Since the problem is with $lookup, and it is difficult (impossible?) to see the performance of $lookup in explain, we need to create enough records in a collection to see the problem firsthand:
use test;
db.human.drop();
db.human.createIndex({indexField: 1});
for (var i = 1; i <= 200000; i++) { db.human.insert( { indexField: "name"+i } ); }
Now, let's create a primary collection, where a few records have a reference:
db.alien.drop();
db.alien.insert({refId: 'name1'});
db.alien.insert({});
db.alien.insert({refId: 'name2'});
db.alien.insert({});
db.alien.insert({});
db.alien.insert({});
db.alien.insert({});
db.alien.insert({});
db.alien.insert({});
db.alien.insert({});
Now, let's run a $lookup:
db.alien.aggregate([
{$lookup: {
from: 'human',
localField: 'refId',
foreignField: 'indexField',
as: 'human',
}}
])
This lookup appears to run just fine.
By way of information, my understanding is that the lookup happening here is the equivalent of db.human.find({indexField: 'name1'});
Now, let's run a $lookup using pipeline:
db.alien.aggregate([
{$lookup: {
from: 'human',
let: {'refId' : '$refId'},
pipeline: [
{$match: {
$expr: {$eq: ['$indexField', '$$refId']}
}},
],
as: 'human',
}}
])
This lookup runs slow. If you were to put a $match in the first stage and filter records by {refId: {$exists: true}}, it would run fast. Which leads me to believe the problem is with the records for which refId does not exist.

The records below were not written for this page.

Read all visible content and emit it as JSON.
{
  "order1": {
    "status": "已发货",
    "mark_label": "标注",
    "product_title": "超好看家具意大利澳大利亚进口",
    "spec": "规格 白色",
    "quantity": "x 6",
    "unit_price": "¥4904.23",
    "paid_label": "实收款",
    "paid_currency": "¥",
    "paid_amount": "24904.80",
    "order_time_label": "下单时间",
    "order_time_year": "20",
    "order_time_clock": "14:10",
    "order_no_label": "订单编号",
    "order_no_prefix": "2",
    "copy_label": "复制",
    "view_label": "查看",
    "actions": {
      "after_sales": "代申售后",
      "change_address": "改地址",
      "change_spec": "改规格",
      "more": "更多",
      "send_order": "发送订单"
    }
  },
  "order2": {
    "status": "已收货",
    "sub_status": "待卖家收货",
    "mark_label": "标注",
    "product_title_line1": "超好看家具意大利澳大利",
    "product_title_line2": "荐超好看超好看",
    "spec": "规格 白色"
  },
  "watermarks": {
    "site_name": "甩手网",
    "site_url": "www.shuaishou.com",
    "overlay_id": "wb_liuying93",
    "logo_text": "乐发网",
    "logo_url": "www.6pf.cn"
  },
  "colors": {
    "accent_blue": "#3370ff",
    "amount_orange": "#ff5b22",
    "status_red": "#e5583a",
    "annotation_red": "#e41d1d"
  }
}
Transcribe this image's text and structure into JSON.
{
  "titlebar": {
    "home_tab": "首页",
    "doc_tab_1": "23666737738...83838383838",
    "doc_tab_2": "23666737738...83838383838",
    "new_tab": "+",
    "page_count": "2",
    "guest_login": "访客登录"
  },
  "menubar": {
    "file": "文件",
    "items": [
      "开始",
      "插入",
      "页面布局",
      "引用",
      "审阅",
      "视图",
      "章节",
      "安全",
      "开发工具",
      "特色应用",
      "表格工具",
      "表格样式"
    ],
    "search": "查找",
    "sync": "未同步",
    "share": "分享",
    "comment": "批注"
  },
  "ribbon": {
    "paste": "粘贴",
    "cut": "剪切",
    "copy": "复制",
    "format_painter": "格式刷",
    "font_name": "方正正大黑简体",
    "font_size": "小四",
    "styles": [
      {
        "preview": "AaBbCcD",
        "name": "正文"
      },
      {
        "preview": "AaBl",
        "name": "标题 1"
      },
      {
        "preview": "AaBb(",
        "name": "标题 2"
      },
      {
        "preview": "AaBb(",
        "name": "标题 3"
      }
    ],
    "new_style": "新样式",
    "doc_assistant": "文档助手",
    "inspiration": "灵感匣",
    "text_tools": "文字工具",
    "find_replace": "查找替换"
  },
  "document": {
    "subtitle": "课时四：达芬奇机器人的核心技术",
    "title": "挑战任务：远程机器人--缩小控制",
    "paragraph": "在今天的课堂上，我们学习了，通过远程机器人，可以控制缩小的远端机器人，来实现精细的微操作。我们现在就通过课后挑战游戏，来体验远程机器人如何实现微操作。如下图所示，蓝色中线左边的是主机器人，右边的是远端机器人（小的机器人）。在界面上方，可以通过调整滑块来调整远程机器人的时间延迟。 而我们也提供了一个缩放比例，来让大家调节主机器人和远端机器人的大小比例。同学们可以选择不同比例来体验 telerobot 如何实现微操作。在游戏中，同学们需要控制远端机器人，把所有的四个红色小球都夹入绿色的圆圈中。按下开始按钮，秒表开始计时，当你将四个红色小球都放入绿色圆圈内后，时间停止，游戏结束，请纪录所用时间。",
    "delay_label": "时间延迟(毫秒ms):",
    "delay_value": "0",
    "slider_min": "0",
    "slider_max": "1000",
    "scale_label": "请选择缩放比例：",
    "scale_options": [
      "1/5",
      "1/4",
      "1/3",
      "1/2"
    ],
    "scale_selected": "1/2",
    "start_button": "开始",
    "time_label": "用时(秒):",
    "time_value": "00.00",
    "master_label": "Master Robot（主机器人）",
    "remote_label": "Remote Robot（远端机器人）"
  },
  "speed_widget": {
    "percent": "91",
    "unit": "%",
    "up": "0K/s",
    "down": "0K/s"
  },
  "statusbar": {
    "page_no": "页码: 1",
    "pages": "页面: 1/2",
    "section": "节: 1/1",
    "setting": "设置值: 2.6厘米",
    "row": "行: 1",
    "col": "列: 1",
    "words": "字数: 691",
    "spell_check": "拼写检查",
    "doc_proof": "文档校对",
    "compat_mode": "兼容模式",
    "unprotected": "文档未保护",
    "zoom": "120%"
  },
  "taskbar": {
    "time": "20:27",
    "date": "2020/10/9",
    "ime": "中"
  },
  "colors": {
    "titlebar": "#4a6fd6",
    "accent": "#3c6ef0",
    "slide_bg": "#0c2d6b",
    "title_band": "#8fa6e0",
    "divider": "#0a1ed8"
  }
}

By way of information, my understanding is that the lookup happening here is the equivalent of db.human.find({$expr: {$eq: ['$indexField', 'name1']}});
Interestingly enough, the query
db.human.find({$expr: {$eq: ['$indexField', null]}});
Seems to run just fine, so I'm not sure what's happening in the $lookup to make it run so slowly. Slowly here is obviously relative. I'm on a 2017 high-end macbook pro, and slowly means about 1.5 seconds.